Sunday, February 08, 2009

Someone I have taught in the past is upset with my position on MFA programs here.

I'm going to repeat a core assertion I made the other day from
this post:

"I am speaking very clearly about the institutional choice to charge tuitions that have no relationship with the craft they are teaching. Individual teacher's complicity with this corrupt system will vary, depending on the specific institution's practices...If a teacher is teaching in an MFA program that charges a tuition its students can never pay through the craft, the onus is on the teacher to justify for his or herself how this can be ethical."

The idea that I'm equating professors with Bernie Madoff is baseless--I am talking about an institutionalized system, not a case of individual fraud. I was speaking about it as a Ponzi scheme because it is requiring future generations (and larger and larger tuitions) to pay in to keep the present system afloat. Ponzi schemes are illegal because they are created in bad faith, and are unsustainable in the long term—I'm floating the possibility that the current system shares some of these issues.

The vast majority of theater MFA programs have very little financial support compared with other type of graduate programs, and the mean tuition is much higher--NYU's Tisch School of the Arts, for example, runs about $40K a year for three years, and that is without incidentals or interest on the loans it will require. If anyone who reads this knows where there are some studies of theater MFA program costs nationwide, post or email me.

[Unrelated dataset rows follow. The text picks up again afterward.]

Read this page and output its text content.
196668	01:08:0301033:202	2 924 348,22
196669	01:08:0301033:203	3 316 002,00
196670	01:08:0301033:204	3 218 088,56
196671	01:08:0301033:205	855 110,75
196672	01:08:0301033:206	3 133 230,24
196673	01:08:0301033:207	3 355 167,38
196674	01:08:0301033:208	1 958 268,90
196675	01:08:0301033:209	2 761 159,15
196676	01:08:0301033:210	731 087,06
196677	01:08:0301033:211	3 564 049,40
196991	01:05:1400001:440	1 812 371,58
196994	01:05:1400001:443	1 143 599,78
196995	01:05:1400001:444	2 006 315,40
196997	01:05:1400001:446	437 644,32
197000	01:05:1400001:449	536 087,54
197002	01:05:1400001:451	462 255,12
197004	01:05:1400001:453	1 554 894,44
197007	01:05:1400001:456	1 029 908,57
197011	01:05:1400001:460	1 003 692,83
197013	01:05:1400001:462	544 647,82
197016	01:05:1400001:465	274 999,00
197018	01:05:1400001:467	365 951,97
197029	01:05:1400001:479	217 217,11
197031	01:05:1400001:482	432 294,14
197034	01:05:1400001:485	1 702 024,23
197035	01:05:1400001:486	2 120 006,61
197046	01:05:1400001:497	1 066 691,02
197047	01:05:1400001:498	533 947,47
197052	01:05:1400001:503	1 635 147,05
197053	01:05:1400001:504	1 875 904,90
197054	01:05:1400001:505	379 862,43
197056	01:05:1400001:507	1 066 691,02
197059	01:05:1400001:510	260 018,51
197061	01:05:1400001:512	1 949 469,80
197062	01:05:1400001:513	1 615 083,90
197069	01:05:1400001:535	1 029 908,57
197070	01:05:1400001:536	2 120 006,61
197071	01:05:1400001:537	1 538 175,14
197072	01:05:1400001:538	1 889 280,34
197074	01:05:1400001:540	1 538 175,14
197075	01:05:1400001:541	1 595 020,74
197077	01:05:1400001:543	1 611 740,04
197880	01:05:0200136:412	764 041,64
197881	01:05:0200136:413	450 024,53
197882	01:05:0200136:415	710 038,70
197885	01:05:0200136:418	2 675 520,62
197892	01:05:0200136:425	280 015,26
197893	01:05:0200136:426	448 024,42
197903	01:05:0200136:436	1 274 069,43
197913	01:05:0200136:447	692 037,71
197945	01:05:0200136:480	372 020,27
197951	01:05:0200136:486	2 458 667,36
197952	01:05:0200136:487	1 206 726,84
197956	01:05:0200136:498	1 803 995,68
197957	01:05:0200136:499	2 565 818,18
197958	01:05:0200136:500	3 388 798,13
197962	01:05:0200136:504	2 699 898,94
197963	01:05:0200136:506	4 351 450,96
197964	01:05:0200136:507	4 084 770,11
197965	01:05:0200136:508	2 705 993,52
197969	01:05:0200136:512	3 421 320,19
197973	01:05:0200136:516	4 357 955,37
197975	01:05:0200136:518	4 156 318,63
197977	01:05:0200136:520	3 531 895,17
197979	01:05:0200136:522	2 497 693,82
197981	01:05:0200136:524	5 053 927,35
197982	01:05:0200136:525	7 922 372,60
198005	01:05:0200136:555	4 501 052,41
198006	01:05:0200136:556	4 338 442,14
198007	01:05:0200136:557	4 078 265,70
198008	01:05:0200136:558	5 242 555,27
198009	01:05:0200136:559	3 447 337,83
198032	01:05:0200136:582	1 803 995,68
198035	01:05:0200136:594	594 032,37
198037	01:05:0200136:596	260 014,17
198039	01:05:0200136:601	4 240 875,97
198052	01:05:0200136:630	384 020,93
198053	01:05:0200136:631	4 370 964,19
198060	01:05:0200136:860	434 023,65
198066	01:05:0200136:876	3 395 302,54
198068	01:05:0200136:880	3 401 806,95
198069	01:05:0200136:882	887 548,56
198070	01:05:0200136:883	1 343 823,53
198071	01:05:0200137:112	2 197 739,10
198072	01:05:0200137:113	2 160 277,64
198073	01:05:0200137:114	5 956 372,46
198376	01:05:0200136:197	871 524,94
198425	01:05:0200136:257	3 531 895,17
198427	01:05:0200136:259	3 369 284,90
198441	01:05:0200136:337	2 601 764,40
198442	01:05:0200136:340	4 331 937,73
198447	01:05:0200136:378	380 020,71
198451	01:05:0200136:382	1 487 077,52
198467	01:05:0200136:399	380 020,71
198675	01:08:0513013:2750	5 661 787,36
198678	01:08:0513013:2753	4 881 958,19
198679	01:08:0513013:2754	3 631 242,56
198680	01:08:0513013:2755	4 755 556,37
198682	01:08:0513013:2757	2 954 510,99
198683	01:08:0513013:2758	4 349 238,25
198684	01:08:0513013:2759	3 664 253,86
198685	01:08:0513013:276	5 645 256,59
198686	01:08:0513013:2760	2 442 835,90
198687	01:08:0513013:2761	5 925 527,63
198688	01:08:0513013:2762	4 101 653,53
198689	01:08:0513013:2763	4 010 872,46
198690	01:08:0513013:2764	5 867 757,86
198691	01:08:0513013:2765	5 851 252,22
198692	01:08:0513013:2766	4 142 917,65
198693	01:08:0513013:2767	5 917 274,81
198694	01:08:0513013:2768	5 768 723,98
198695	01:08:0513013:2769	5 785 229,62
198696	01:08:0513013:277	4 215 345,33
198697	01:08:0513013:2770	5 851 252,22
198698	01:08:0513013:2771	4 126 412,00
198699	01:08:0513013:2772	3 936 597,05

I'm specifically concerned with theater training MFAs, and what effect that system is having on the theatrical ecosystem. I don't believe the writing MFA system is terribly relevant, as the connection between what you're taught and how it can be used in direct practice is very different than theater—someone else with more experience can speak to that relationship.

I'm also not talking about the efficacy or lack thereof in these programs, nor am I talking about whether they make "clones" of the artists or anything of that sort. There are great programs and terrible programs I am sure--I am only specifically concerned, in these arguments, with the effect that high tuition is having on theatrical training.

In the post Allison states, and a number of people have said the same:

"I'm angry at Daisey for slandering arts professors in this manner."

There's no slander--it is up to each professor to be aware of the tuition their institution charges, and understand their role in that system. In the case of theater I believe a strong case can be made that the huge footprint of these MFA theater programs is saddling young artists with crushing debt that weakens the future of the form. If you are complicit in that system I believe you have a responsibility to reconcile those facts, and I think it would be healthy if people did their reconciling in public, because then we can actually have some public dialogue about it.

"None of us is owed a living, regardless of our profession. We are not promised top-flight jobs, nor are we owed even subsistence-level salaries. Such is the promise and pitfall of a capitalist society."

I would argue that perhaps one of the largest pitfall network effects of a capitalist society is the tragedy of the commons—in this case it is possible that a universally needed resource (future artists) is being exploited to ensure economic stability for the system today. By telling theater artists today that they must have training, and then making that training out of context to the industry they will be practicing their craft in we hurt the art form as a whole.

I've had some fantastic teachers in my life, and I love teaching myself. That doesn't absolve me or anyone else of the responsibility to call out a broken system for its problems.